Gavin Niu Gavin Niu - 22 days ago 9
Scala Question

Return Temporary Spark SQL Table in Scala

First I convert a CSV file to a Spark DataFrame using

val df = sqlContext.read.format("com.databricks.spark.csv").option("header", "true").load("/usr/people.csv")


after that type df and return I can see
res30: org.apache.spark.sql.DataFrame = [name: string, age: string, gender: string, deptID: string, salary: string]


Then I use
df.registerTempTable("people")
to convert df to a Spark SQL table.

But after that when I do
people
Instead got type table, I got
<console>:33: error: not found: value people
Is it because people is a temporary table? Thanks

Answer

When you register an temp table using the registerTempTable command you used, it will be available inside your SQLContext.

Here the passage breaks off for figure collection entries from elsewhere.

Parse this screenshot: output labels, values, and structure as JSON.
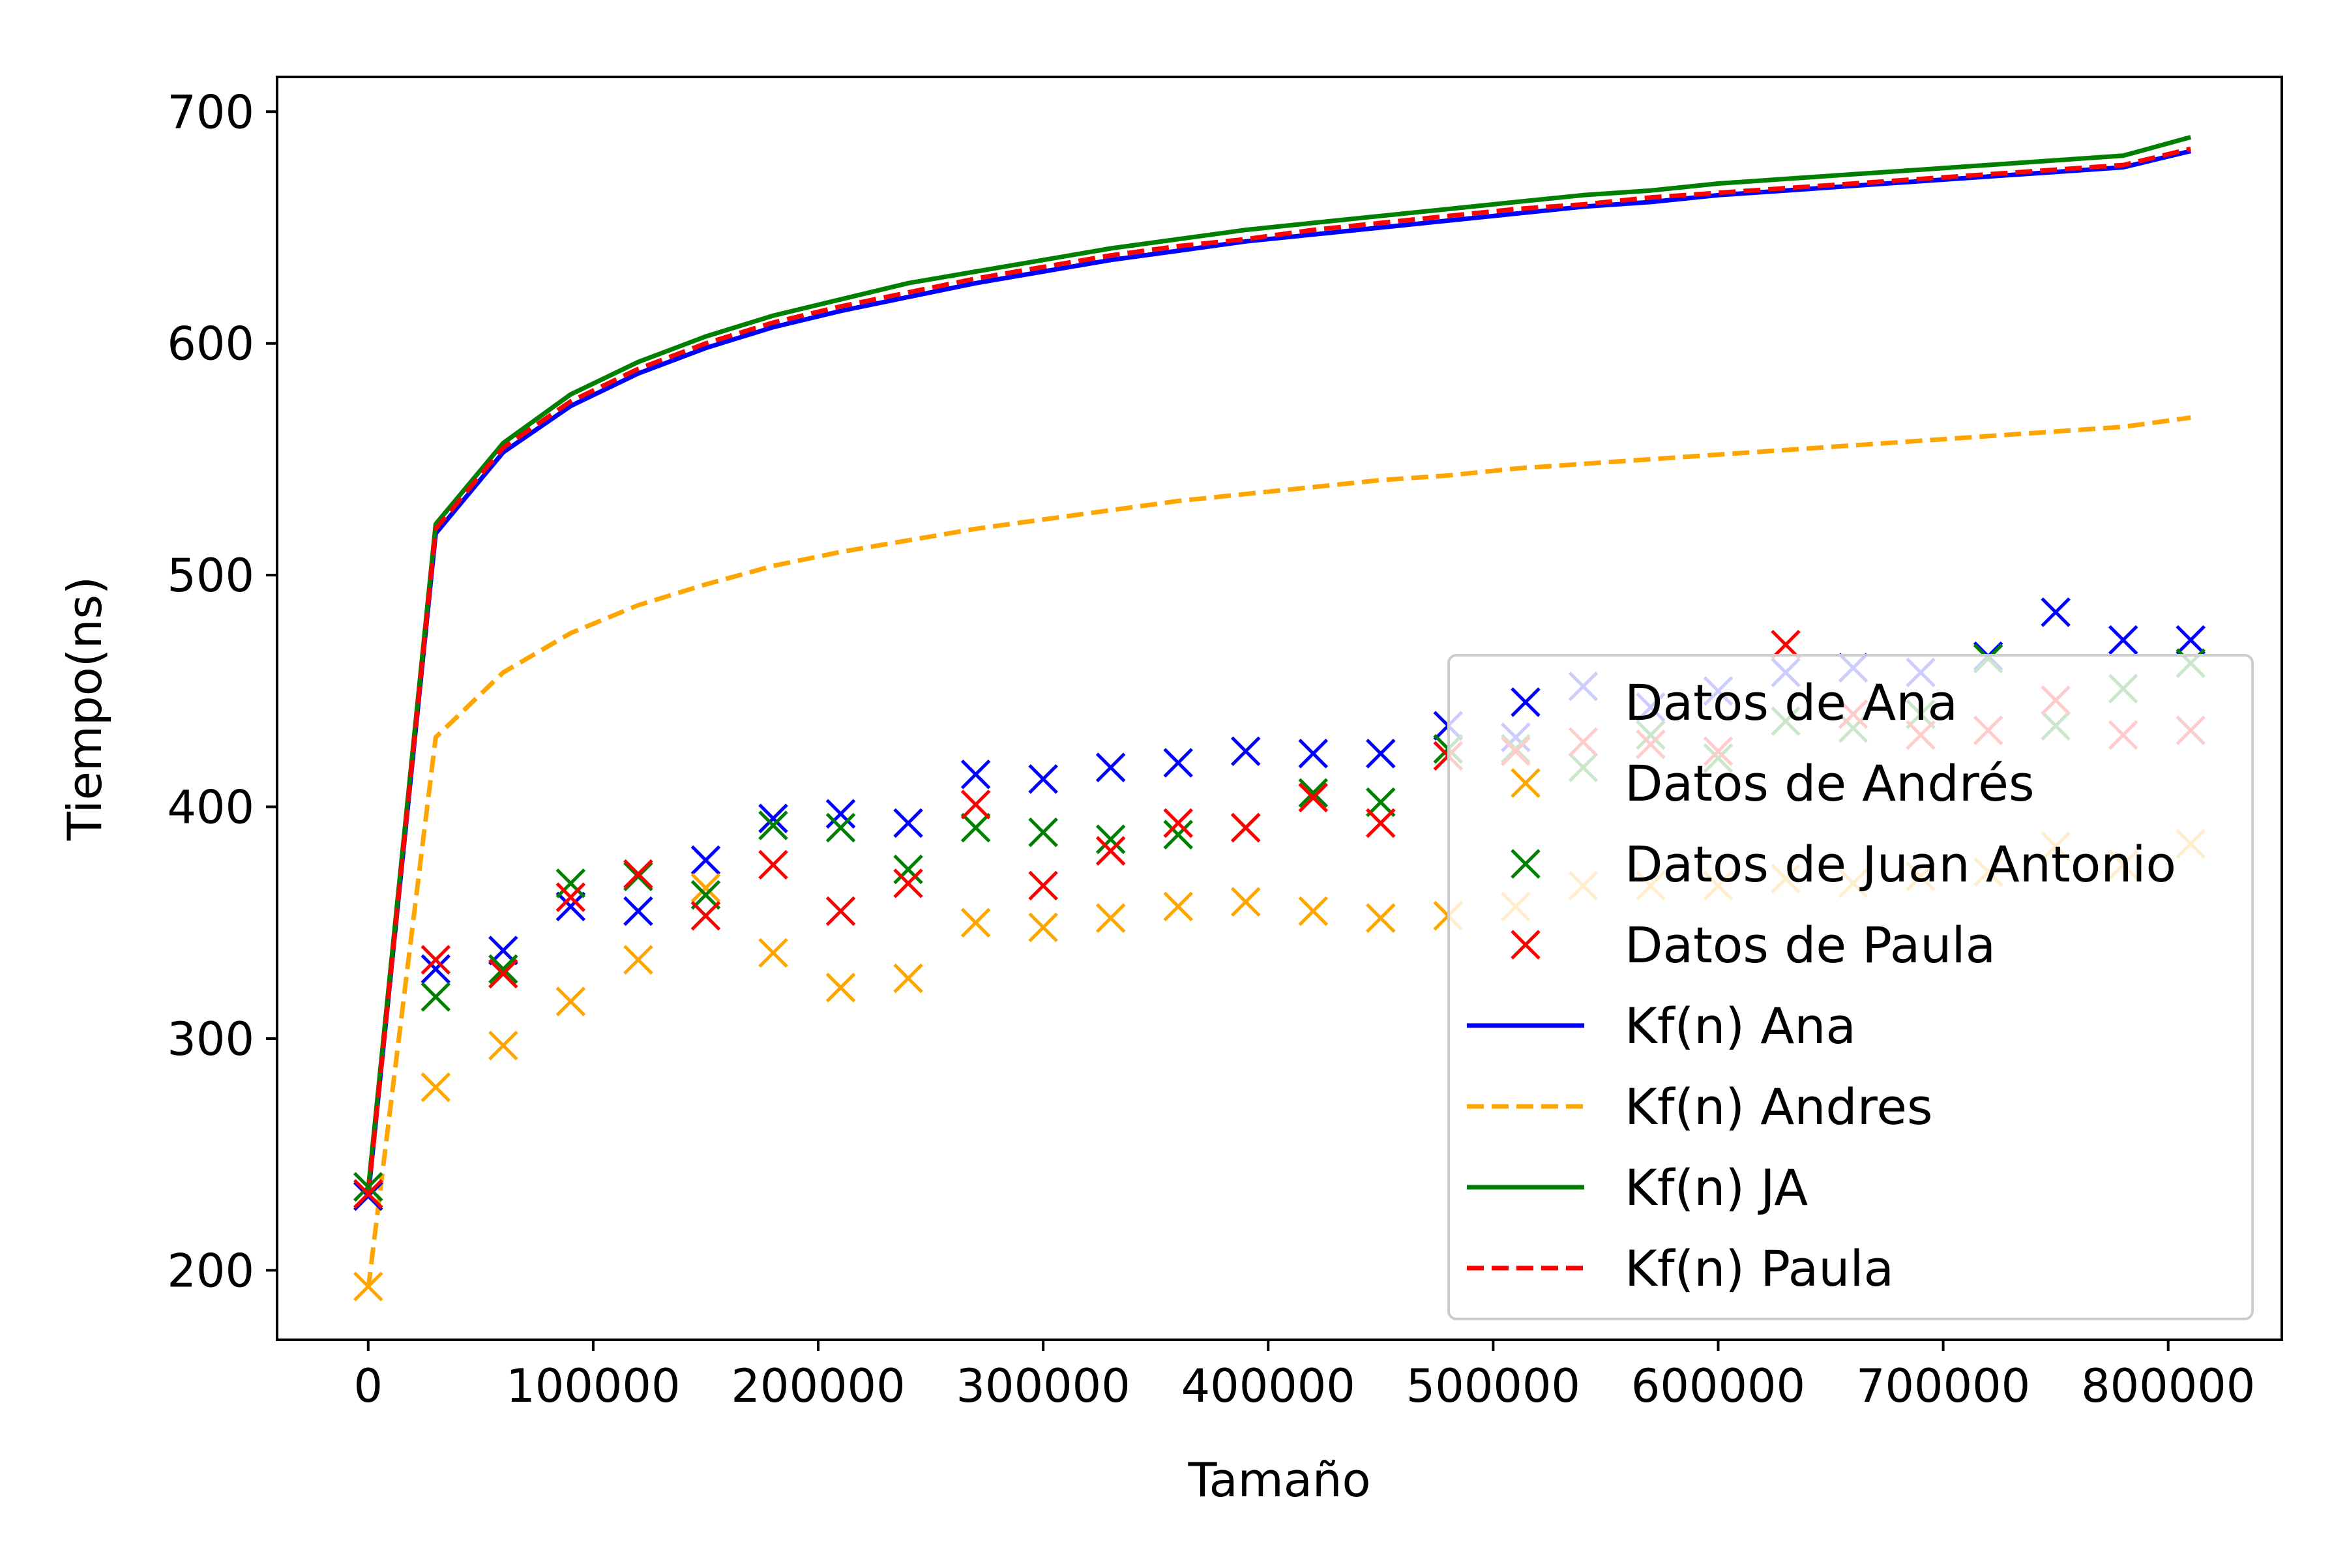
{
  "chart_data": {
    "type": "scatter",
    "title": "",
    "xlabel": "Tamaño",
    "ylabel": "Tiempo(ns)",
    "xlim": [
      -40500,
      850500
    ],
    "ylim": [
      170,
      715
    ],
    "xticks": [
      0,
      100000,
      200000,
      300000,
      400000,
      500000,
      600000,
      700000,
      800000
    ],
    "xtick_labels": [
      "0",
      "100000",
      "200000",
      "300000",
      "400000",
      "500000",
      "600000",
      "700000",
      "800000"
    ],
    "yticks": [
      200,
      300,
      400,
      500,
      600,
      700
    ],
    "ytick_labels": [
      "200",
      "300",
      "400",
      "500",
      "600",
      "700"
    ],
    "grid": false,
    "legend_position": "lower-right",
    "x": [
      0,
      30000,
      60000,
      90000,
      120000,
      150000,
      180000,
      210000,
      240000,
      270000,
      300000,
      330000,
      360000,
      390000,
      420000,
      450000,
      480000,
      510000,
      540000,
      570000,
      600000,
      630000,
      660000,
      690000,
      720000,
      750000,
      780000,
      810000
    ],
    "scatter_series": [
      {
        "name": "Datos de Ana",
        "color": "#0000ff",
        "marker": "x",
        "values": [
          232,
          330,
          338,
          357,
          355,
          377,
          395,
          397,
          393,
          414,
          412,
          417,
          419,
          424,
          423,
          423,
          435,
          430,
          452,
          443,
          450,
          458,
          460,
          458,
          465,
          484,
          472,
          472
        ]
      },
      {
        "name": "Datos de Andrés",
        "color": "#ffa500",
        "marker": "x",
        "values": [
          193,
          279,
          297,
          316,
          334,
          365,
          337,
          322,
          326,
          350,
          348,
          352,
          357,
          359,
          355,
          352,
          353,
          357,
          366,
          366,
          366,
          369,
          367,
          370,
          372,
          383,
          375,
          384
        ]
      },
      {
        "name": "Datos de Juan Antonio",
        "color": "#008000",
        "marker": "x",
        "values": [
          236,
          318,
          330,
          367,
          370,
          362,
          392,
          391,
          373,
          391,
          389,
          386,
          388,
          391,
          406,
          402,
          425,
          425,
          417,
          431,
          421,
          437,
          434,
          440,
          464,
          435,
          451,
          462
        ]
      },
      {
        "name": "Datos de Paula",
        "color": "#ff0000",
        "marker": "x",
        "values": [
          233,
          334,
          328,
          361,
          371,
          353,
          375,
          355,
          367,
          401,
          366,
          381,
          393,
          391,
          404,
          393,
          422,
          424,
          428,
          427,
          424,
          470,
          440,
          431,
          433,
          446,
          431,
          433
        ]
      }
    ],
    "line_series": [
      {
        "name": "Kf(n) Ana",
        "color": "#0000ff",
        "style": "solid",
        "values": [
          232,
          518,
          553,
          573,
          587,
          598,
          607,
          614,
          620,
          626,
          631,
          636,
          640,
          644,
          647,
          650,
          653,
          656,
          659,
          661,
          664,
          666,
          668,
          670,
          672,
          674,
          676,
          683
        ]
      },
      {
        "name": "Kf(n) Andres",
        "color": "#ffa500",
        "style": "dashed",
        "values": [
          192,
          430,
          458,
          475,
          487,
          496,
          504,
          510,
          515,
          520,
          524,
          528,
          532,
          535,
          538,
          541,
          543,
          546,
          548,
          550,
          552,
          554,
          556,
          558,
          560,
          562,
          564,
          568
        ]
      },
      {
        "name": "Kf(n) JA",
        "color": "#008000",
        "style": "solid",
        "values": [
          235,
          522,
          557,
          578,
          592,
          603,
          612,
          619,
          626,
          631,
          636,
          641,
          645,
          649,
          652,
          655,
          658,
          661,
          664,
          666,
          669,
          671,
          673,
          675,
          677,
          679,
          681,
          689
        ]
      },
      {
        "name": "Kf(n) Paula",
        "color": "#ff0000",
        "style": "dashed",
        "values": [
          232,
          520,
          555,
          575,
          589,
          600,
          609,
          616,
          622,
          628,
          633,
          638,
          642,
          645,
          649,
          652,
          655,
          658,
          660,
          663,
          665,
          667,
          669,
          671,
          673,
          675,
          677,
          684
        ]
      }
    ]
  }
}
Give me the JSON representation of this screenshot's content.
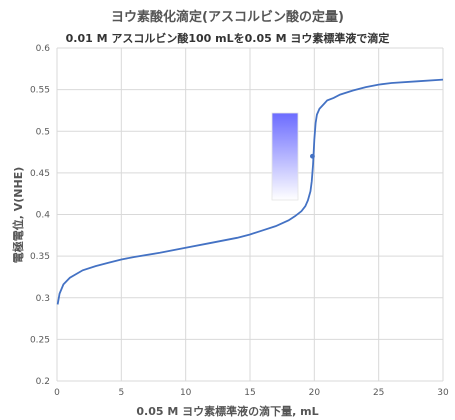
{
  "chart_data": {
    "type": "line",
    "title": "ヨウ素酸化滴定(アスコルビン酸の定量)",
    "subtitle": "0.01 M アスコルビン酸100 mLを0.05 M ヨウ素標準液で滴定",
    "xlabel": "0.05 M ヨウ素標準液の滴下量, mL",
    "ylabel": "電極電位, V(NHE)",
    "xlim": [
      0,
      30
    ],
    "ylim": [
      0.2,
      0.6
    ],
    "x_ticks": [
      "0",
      "5",
      "10",
      "15",
      "20",
      "25",
      "30"
    ],
    "y_ticks": [
      "0.2",
      "0.25",
      "0.3",
      "0.35",
      "0.4",
      "0.45",
      "0.5",
      "0.55",
      "0.6"
    ],
    "grid": true,
    "line_color": "#4472C4",
    "series": [
      {
        "x": [
          0.05,
          0.2,
          0.5,
          1,
          2,
          3,
          4,
          5,
          6,
          8,
          10,
          12,
          14,
          15,
          16,
          17,
          18,
          18.5,
          19,
          19.3,
          19.5,
          19.7,
          19.8,
          19.9,
          20.0,
          20.1,
          20.2,
          20.4,
          20.7,
          21,
          21.5,
          22,
          23,
          24,
          25,
          26,
          28,
          30
        ],
        "y": [
          0.292,
          0.305,
          0.316,
          0.324,
          0.333,
          0.338,
          0.342,
          0.346,
          0.349,
          0.354,
          0.36,
          0.366,
          0.372,
          0.376,
          0.381,
          0.386,
          0.393,
          0.398,
          0.404,
          0.41,
          0.417,
          0.428,
          0.44,
          0.46,
          0.49,
          0.51,
          0.52,
          0.527,
          0.532,
          0.537,
          0.54,
          0.544,
          0.549,
          0.553,
          0.556,
          0.558,
          0.56,
          0.562
        ]
      }
    ],
    "marker_point": {
      "x": 19.85,
      "y": 0.47
    }
  }
}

This means that the following is incorrect and will give you the error you are getting :

scala> people.show
<console>:33: error: not found: value people

To use the temp table, you'll need to call it with your sqlContext. Example :

scala> sqlContext.sql("select * from people")

Note : df.registerTempTable("df") will register a temporary table with name df correspond to the DataFrame df you apply the method on.

So persisting on df wont persist the table but the DataFrame, even thought the SQLContext will be using that DataFrame.